Berita  

Peluang Penempatan PMI Terampil di Bosnia dan Herzegovina: KP2MI Jajaki

Kementerian Pelindungan Pekerja Migran Indonesia (KP2MI) sedang menjelajahi kemungkinan untuk menempatkan pekerja migran Indonesia (PMI) terampil di Bosnia dan Herzegovina sebagai upaya untuk membuka pasar kerja baru di Eropa. Kunjungan Duta Besar Bosnia dan Herzegovina untuk Indonesia, Armin Limo, ke Jakarta pada hari Selasa menjadi kesempatan bagi KP2MI untuk menjajaki kerjasama ini. Wakil Menteri Pelindungan Pekerja Migran Indonesia, Christina Aryani, mengungkapkan bahwa penjajakan ini dapat membuka akses baru bagi PMI terampil.
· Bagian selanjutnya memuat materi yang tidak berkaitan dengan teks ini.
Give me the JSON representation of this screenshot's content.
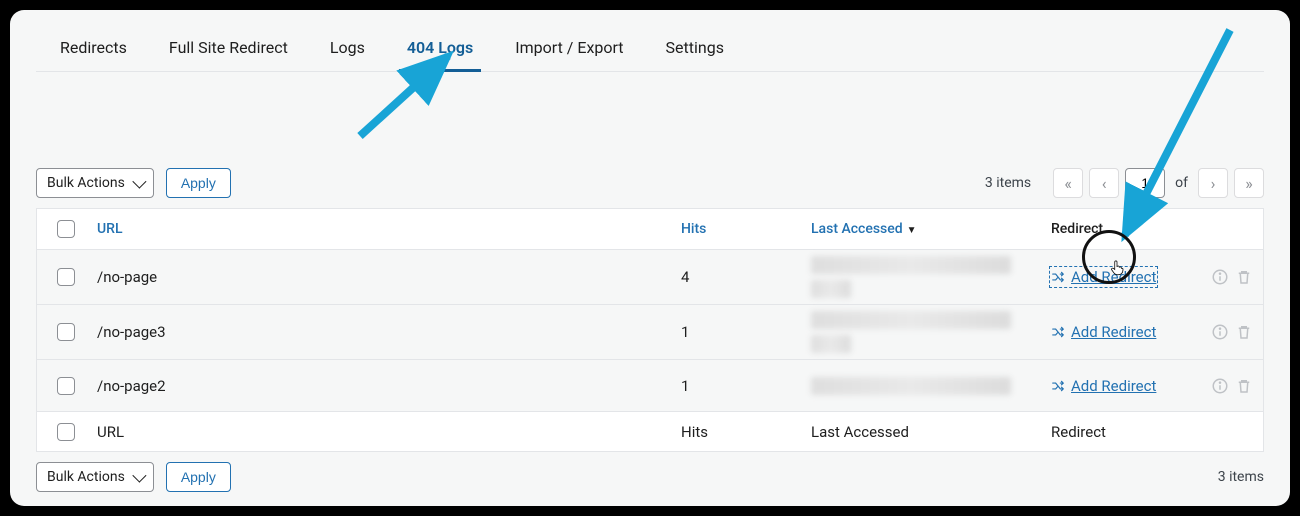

Dalam pertemuan tersebut, Dubes Armin didampingi perwakilan Labor and Employment Agency Bosnia dan Herzegovina. Diskusi yang dilakukan membahas peluang kerja sama antara kedua negara untuk memperluas lapangan kerja di Eropa dan meningkatkan kontribusi ekonomi dari tenaga kerja asal Indonesia. Bosnia dan Herzegovina memiliki kebutuhan akan pekerja asing di sektor jasa, terutama di bidang hospitality.
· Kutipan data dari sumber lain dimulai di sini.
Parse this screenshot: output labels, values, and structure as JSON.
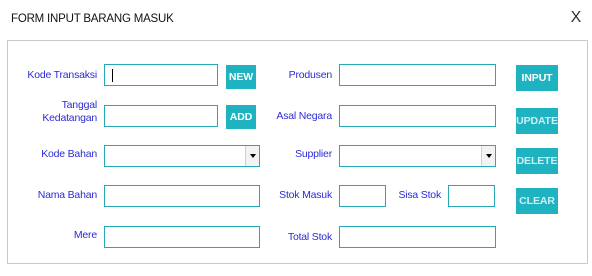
{
  "window": {
    "title": "FORM INPUT BARANG MASUK",
    "close_label": "X"
  },
  "left": {
    "kode_transaksi": {
      "label": "Kode Transaksi",
      "value": ""
    },
    "tanggal": {
      "label_line1": "Tanggal",
      "label_line2": "Kedatangan",
      "value": ""
    },
    "kode_bahan": {
      "label": "Kode Bahan",
      "value": ""
    },
    "nama_bahan": {
      "label": "Nama Bahan",
      "value": ""
    },
    "mere": {
      "label": "Mere",
      "value": ""
    },
    "new_button": "NEW",
    "add_button": "ADD"
  },
  "right": {
    "produsen": {
      "label": "Produsen",
      "value": ""
    },
    "asal_negara": {
      "label": "Asal Negara",
      "value": ""
    },
    "supplier": {
      "label": "Supplier",
      "value": ""
    },
    "stok_masuk": {
      "label": "Stok Masuk",
      "value": ""
    },
    "sisa_stok": {
      "label": "Sisa Stok",
      "value": ""
    },
    "total_stok": {
      "label": "Total Stok",
      "value": ""
    }
  },
  "actions": {
    "input": "INPUT",
    "update": "UPDATE",
    "delete": "DELETE",
    "clear": "CLEAR"
  },
  "colors": {
    "accent": "#1fb3c1",
    "label": "#2b2bd6",
    "border": "#26a8b7"
  }
}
Meskipun jumlah PMI yang bekerja di Bosnia dan Herzegovina masih terbatas, negara tersebut memerlukan tenaga kerja asing terutama di sektor jasa seperti juru masak, chef, waiter, dan housekeeping. Dengan keterbatasan jumlah penduduk, Bosnia dan Herzegovina sangat bergantung pada tenaga kerja migran untuk menjaga keberlangsungan ekonomi, terutama di sektor pariwisata dan jasa. Peluang kerja di negara ini tidak hanya akan memberikan kesempatan baru bagi PMI tetapi juga meningkatkan daya saing sumber daya manusia Indonesia di pasar global.

KP2MI berkomitmen untuk melakukan penelitian teknis guna memastikan bahwa penempatan pekerja migran ke Bosnia dan Herzegovina dilakukan dengan aman, profesional, dan memberikan nilai tambah ekonomi bagi Indonesia. Peluang kerja ini diharapkan tidak hanya akan memberikan manfaat bagi para pekerja migran tetapi juga akan memperkuat hubungan kerja sama antara kedua negara.